Mount & Blade 2: Bannerlord is content to let me wander
Or, why games don't always have to care about us

One of the earliest quests I took on in Mount & Blade 2: Bannerlord was for a merchant in the first big city I happened to stumble into. He wanted me to guard a caravan as it traveled to another town, and I agreed sight unseen—I’d just been perusing the market’s selection of Sharp Pointy Things and had realized that all the sharpest and pointiest things were far too expensive for my current budget of about a thousand gold pieces and several sheep. And so I headed off to… actually, I’m not sure where. When my conversation with the merchant wrapped up, I immediately forgot, and so I just trundled along behind the caravan when it set out, chasing off the occasional group of bandits.
I wasn’t alone: while I hadn’t amassed a great deal of wealth in my short travels to date, I had recruited a decent-size crew of adequately bloodthirsty thugs. This group was pulled together from various village headmen’s personal guard details, a few greenhorns I was supposed to be schooling in “the ways of war” for some other corn-pone village elder who would never see them again, and several registered murderers I’d encountered in the woods and managed to take on as prisoners. (A brief note here on my prisoner policy: at this point, I did not realize that you can ransom prisoners in the tavern districts of most major towns, and so the way I handled them was to cart them around with me until they agreed to join my gang.)

Little did we know, though, that this caravan would be taking us most of the way across Bannerlord’s sprawling map.
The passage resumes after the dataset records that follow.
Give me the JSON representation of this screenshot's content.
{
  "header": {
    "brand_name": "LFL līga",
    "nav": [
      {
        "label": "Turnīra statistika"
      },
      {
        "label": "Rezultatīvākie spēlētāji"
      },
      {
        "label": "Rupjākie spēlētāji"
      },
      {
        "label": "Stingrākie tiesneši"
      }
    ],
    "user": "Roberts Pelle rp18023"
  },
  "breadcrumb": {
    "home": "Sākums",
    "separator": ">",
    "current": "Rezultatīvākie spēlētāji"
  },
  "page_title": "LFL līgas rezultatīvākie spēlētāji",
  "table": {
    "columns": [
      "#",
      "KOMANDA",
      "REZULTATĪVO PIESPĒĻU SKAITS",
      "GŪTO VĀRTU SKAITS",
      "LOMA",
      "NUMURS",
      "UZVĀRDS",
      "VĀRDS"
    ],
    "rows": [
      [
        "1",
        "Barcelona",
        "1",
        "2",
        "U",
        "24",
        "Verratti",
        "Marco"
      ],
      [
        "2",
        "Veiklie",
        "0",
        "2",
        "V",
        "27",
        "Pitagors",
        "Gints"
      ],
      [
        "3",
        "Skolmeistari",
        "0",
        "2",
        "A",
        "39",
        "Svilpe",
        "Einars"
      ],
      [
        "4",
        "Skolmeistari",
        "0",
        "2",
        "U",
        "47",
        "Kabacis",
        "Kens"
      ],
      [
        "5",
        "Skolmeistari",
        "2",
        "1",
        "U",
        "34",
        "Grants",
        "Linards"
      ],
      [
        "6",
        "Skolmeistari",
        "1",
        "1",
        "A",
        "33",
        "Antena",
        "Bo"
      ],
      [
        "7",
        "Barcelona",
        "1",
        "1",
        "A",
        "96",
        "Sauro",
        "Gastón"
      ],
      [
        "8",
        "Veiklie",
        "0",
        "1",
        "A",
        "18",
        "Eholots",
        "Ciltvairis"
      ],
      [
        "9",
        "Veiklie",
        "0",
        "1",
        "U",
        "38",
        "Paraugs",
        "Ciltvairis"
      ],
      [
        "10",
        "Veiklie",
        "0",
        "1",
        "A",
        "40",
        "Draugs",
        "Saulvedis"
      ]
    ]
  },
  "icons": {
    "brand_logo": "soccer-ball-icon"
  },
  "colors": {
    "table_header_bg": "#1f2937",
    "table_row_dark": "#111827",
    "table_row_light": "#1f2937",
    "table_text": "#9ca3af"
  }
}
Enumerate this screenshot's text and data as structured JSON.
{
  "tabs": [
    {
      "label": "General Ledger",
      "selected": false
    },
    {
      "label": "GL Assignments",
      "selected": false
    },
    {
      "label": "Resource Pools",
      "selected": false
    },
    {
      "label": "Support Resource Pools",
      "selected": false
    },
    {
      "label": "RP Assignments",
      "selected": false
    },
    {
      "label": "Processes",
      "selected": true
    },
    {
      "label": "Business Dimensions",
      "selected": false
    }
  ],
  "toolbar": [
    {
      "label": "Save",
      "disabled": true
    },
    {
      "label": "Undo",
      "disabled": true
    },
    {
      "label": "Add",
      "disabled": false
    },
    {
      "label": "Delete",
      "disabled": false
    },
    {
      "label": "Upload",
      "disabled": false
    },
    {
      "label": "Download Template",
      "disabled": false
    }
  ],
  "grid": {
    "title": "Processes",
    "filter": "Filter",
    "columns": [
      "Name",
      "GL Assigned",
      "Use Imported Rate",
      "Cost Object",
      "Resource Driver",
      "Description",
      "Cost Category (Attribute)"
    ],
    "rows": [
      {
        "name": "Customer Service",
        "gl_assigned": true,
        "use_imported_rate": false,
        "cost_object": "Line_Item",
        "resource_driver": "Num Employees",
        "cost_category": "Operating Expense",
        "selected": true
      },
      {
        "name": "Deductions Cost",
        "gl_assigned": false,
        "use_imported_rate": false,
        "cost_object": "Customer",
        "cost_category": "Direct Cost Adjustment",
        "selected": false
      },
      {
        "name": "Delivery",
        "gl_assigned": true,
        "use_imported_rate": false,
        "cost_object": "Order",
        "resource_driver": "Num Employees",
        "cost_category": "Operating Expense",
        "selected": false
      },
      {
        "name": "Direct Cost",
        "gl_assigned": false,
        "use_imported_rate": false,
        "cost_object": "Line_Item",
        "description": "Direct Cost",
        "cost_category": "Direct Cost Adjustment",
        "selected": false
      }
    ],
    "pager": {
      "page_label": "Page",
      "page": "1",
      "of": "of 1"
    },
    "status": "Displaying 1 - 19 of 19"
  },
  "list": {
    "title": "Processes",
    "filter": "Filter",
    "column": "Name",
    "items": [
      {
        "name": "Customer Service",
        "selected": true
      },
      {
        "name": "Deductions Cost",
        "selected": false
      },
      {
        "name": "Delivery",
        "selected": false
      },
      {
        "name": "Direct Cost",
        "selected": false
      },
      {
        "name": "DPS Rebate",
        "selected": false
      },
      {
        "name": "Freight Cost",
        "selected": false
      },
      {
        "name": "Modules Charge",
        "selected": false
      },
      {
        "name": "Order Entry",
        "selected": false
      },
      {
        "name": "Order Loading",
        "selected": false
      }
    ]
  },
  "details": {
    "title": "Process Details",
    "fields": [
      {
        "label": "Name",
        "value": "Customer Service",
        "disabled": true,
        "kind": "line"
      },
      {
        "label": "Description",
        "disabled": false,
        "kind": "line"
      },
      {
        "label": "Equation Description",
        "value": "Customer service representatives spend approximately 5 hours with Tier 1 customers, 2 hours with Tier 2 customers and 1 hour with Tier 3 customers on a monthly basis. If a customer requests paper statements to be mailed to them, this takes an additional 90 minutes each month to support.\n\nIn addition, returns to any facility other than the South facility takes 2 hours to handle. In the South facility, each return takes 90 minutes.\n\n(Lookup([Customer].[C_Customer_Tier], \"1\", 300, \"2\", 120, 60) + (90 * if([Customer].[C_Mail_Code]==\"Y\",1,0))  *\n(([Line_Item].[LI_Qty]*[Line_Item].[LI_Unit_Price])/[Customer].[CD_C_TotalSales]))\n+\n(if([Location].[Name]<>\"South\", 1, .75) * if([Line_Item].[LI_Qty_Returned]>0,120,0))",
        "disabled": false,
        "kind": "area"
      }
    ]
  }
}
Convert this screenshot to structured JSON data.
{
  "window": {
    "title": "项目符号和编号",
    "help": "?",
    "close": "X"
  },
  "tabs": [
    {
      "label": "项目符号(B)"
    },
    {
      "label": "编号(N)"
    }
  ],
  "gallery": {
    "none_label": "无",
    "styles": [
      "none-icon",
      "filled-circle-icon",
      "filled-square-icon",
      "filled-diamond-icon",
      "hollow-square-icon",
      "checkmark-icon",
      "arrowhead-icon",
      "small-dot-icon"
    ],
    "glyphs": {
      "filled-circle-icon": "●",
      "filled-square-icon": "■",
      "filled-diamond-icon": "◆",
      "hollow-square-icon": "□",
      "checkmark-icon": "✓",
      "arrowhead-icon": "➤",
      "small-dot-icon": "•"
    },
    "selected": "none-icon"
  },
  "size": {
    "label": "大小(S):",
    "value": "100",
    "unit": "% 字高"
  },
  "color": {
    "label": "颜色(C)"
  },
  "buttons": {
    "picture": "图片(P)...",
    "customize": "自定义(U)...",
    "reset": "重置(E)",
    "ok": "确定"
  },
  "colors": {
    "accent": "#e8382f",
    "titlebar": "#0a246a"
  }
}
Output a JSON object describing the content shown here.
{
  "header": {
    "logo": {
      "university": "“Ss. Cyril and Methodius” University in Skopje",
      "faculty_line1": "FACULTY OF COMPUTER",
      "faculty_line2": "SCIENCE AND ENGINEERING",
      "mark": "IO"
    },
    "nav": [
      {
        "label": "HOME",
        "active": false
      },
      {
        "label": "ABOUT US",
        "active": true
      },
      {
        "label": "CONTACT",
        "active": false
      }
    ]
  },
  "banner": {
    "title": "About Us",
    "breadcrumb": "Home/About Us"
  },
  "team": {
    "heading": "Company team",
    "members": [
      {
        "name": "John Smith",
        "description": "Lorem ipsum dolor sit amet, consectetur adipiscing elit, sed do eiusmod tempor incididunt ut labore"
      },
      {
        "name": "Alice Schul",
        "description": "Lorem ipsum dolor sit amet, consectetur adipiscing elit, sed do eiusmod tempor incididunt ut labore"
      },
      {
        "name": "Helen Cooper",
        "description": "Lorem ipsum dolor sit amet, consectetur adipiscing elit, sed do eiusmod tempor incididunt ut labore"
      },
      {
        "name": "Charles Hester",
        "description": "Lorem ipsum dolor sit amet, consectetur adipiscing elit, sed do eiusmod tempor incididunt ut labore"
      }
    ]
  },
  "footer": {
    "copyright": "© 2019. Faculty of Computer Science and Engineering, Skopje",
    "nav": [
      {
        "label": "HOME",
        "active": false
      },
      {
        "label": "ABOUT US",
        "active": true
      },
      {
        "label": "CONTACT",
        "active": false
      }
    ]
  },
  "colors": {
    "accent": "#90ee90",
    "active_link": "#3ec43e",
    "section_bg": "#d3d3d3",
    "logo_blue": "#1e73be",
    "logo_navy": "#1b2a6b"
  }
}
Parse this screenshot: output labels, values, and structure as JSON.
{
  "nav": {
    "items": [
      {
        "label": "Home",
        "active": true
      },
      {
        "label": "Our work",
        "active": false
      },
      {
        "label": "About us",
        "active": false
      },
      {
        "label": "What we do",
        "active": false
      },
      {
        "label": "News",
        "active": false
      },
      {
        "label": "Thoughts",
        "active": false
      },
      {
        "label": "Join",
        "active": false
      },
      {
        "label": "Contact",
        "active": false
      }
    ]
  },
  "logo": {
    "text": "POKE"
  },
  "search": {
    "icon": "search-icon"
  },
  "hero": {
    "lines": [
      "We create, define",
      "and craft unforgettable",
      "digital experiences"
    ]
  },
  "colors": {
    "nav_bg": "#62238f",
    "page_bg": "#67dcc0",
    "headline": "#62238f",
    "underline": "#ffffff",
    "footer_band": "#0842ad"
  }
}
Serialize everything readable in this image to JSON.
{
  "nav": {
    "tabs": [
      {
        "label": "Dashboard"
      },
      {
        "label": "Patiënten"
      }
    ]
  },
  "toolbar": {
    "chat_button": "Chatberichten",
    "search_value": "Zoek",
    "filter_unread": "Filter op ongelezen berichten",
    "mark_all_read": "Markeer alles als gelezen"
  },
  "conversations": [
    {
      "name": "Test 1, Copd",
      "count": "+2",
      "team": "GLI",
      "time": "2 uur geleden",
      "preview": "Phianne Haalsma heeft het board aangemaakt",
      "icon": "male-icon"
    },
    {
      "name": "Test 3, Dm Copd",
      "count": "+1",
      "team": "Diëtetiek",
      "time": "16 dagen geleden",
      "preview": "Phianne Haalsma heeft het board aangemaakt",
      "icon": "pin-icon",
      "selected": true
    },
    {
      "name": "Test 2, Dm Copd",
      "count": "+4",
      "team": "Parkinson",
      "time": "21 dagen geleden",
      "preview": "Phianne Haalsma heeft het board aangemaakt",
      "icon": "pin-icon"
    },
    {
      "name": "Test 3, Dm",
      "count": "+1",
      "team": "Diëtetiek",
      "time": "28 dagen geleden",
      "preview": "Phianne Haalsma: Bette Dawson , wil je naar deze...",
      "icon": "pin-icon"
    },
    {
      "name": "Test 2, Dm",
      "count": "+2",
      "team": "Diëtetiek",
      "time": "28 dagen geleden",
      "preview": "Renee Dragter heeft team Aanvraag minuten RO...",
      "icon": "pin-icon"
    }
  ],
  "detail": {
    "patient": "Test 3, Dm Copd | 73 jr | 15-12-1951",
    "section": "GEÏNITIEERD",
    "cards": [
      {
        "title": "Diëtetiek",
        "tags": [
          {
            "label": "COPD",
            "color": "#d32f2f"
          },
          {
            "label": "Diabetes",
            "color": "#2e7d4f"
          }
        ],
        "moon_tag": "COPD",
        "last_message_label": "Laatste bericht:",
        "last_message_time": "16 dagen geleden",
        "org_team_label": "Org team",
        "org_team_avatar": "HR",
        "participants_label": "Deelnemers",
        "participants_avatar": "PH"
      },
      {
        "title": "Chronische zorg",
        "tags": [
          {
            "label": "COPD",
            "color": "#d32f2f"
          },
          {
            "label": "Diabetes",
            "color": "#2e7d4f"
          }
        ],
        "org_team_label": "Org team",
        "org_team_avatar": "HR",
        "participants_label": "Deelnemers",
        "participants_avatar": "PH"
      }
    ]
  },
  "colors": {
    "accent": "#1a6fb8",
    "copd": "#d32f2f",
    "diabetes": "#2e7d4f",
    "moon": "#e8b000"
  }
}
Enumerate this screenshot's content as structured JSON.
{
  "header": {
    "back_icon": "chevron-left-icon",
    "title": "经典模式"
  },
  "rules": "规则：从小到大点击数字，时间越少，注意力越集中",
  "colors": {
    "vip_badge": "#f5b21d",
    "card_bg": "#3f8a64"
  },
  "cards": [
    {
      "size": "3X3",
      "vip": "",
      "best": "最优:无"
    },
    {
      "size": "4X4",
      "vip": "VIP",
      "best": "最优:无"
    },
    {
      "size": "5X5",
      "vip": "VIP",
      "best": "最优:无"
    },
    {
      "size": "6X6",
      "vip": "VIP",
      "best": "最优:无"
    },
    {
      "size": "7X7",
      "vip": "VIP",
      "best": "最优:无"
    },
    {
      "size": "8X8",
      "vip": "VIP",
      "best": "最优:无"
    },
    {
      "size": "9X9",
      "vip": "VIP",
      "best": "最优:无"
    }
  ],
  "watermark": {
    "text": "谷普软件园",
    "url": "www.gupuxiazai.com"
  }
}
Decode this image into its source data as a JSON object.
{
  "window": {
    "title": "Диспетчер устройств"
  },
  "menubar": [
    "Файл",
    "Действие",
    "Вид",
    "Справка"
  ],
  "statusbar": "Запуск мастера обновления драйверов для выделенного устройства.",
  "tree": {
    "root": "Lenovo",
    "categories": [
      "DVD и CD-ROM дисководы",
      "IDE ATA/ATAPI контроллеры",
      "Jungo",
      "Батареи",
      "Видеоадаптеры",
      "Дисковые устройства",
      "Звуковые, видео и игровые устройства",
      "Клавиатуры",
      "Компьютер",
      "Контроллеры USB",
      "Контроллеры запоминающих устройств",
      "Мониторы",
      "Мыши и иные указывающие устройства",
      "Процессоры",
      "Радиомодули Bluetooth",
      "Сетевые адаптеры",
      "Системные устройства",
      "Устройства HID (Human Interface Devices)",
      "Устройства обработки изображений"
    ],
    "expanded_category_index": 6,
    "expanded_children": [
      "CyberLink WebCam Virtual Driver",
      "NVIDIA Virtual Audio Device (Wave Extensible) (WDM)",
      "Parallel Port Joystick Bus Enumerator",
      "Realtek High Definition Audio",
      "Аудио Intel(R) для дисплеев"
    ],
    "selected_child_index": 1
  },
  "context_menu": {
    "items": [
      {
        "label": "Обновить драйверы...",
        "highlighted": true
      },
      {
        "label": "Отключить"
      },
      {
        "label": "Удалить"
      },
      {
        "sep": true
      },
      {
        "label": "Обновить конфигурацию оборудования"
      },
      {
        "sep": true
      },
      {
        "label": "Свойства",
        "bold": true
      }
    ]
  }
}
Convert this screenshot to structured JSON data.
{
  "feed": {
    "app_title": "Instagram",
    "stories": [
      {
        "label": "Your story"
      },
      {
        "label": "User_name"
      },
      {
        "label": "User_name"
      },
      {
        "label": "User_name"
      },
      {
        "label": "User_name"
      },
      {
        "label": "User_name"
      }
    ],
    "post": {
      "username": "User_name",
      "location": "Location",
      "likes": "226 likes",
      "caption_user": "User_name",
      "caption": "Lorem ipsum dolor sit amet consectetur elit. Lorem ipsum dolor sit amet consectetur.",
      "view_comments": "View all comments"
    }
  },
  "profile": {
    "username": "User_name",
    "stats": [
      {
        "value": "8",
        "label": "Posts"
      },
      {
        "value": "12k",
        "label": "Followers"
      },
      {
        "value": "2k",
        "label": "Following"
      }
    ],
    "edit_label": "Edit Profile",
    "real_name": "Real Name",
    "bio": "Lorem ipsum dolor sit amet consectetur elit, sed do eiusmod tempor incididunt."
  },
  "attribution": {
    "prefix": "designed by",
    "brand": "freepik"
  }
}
We crossed through distinct climatic zones, from the highlands around Dunglanys down to the gateway to the desert wastes at Quyaz. It was more trip than I had planned on, but it wound up being a perfect impromptu introduction to Bannerlord’s scope.
That quest wasn’t part of any predetermined narrative—there’s a chance that it’ll spawn in any number of places at any given time, and you can choose to accept it or not. Once Bannerlord’s brief tutorial is over, the game largely drops all pretense of caring about you or what you’re doing.
This is a good thing.
The promise of most role-playing games is to give you the feeling of freedom, for you to feel as though your decisions are the ones shaping the story. But that creates a potentially insuperable problem for traditional game design: each decision node (at least) doubles the amount of writing you have left to do. When I spoke with Colin McComb and George Ziets about creating Torment: Tides of Numenera at PAX in 2016, they told me the game’s complex, branching narrative had eventually grown to more than a million words. A typical novel usually runs from 70,000-120,000. Giving players a lot of choices in an RPG has traditionally meant creating a lot more work for yourself.
The solution Bannerlord has found to this is simply not doing it. It’s a systems-driven game, and while it’s undoubtedly an RPG, the approach it takes to narrative has much more in common with Dwarf Fortress than with Skyrim. It’s true that Bannerlord is in that protean ‘early access’ stage right now and this may change at some point in the future, but for the time being, you’re free to spend your time in the game however you see fit: there’s no overarching quest to fulfill an ancient prophecy as the Chosen One periodically nagging you while you’re having fun impaling outlaws in the forest.

That’s not to say there aren’t stories or character development to pursue in Bannerlord. I’ve just chosen not to do that, and the game doesn’t care at all. While various nobles battle it out on the walls of one castle or another, shifting the balance of power in Calradia this way or that, I’m fairly content to make my circuit between Dunglanys and Quyaz, picking fights and occasionally stealing barrels of beer. Perhaps one day my men and I will decide to see who can hoard the biggest stockpile of cheese—who’s to say? It’s refreshing to play a game that doesn’t present me with a laundry list of chores to complete or a narrowly specific idea of what ‘winning’ means. Bannerlord leaves me alone, and I appreciate that about it.